Diffusion on hierarchical systems of weakly-coupled networks
Grzegorz Siudem, Janusz A. Ho{\l}yst

TL;DR
This paper develops a theoretical framework for understanding diffusion dynamics on weakly-coupled hierarchical networks, revealing how particles distribute and entropy evolves across different network scales.
Contribution
It introduces an adiabatic approximation reducing complex network diffusion to a Markov chain, enabling analysis of hierarchical systems and hidden hierarchy detection.
Findings
Derived a Fick's Law-like transport equation with a driving force.
Confirmed the framework through numerical simulations.

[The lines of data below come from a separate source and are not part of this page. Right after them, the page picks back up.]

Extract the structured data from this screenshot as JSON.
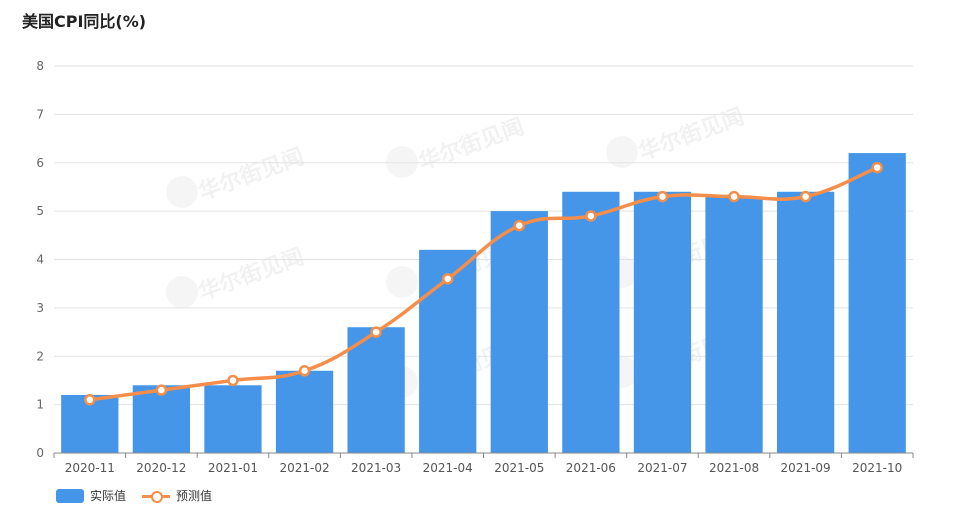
{
  "chart_data": {
    "type": "bar",
    "title": "美国CPI同比(%)",
    "categories": [
      "2020-11",
      "2020-12",
      "2021-01",
      "2021-02",
      "2021-03",
      "2021-04",
      "2021-05",
      "2021-06",
      "2021-07",
      "2021-08",
      "2021-09",
      "2021-10"
    ],
    "series": [
      {
        "name": "实际值",
        "type": "bar",
        "values": [
          1.2,
          1.4,
          1.4,
          1.7,
          2.6,
          4.2,
          5.0,
          5.4,
          5.4,
          5.3,
          5.4,
          6.2
        ]
      },
      {
        "name": "预测值",
        "type": "line",
        "values": [
          1.1,
          1.3,
          1.5,
          1.7,
          2.5,
          3.6,
          4.7,
          4.9,
          5.3,
          5.3,
          5.3,
          5.9
        ]
      }
    ],
    "ylim": [
      0,
      8
    ],
    "yticks": [
      0,
      1,
      2,
      3,
      4,
      5,
      6,
      7,
      8
    ],
    "grid": true,
    "legend_position": "bottom-left",
    "colors": {
      "bar": "#4596e8",
      "line": "#f58e4a"
    }
  },
  "watermark": "华尔街见闻"
}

Showed equilibrium distribution depends only on sub-network parameters.
Abstract
We analyse diffusion dynamics on weakly-coupled networks (interconnected networks) by means of separation of time scales. Using an adiabatic approximation we reduced the system dynamics to a Markov chain with aggregated variables and derived a transport equation that is analogous to Fick's First Law and includes a driving force. Entropy production is a sum of microscopic entropy transport, which results from the particle's migration between networks of different topologies and macroscopic entropy production of the Markov chain. Equilibrium particles partition between different sub-networks depends only on internal sub-network parameters. Our framework, confirmed by numerical simulations, is also useful for considering diffusion in nested systems corresponding to hierarchical networks with several different time scales thus it can serve to uncover hidden hierarchy levels from…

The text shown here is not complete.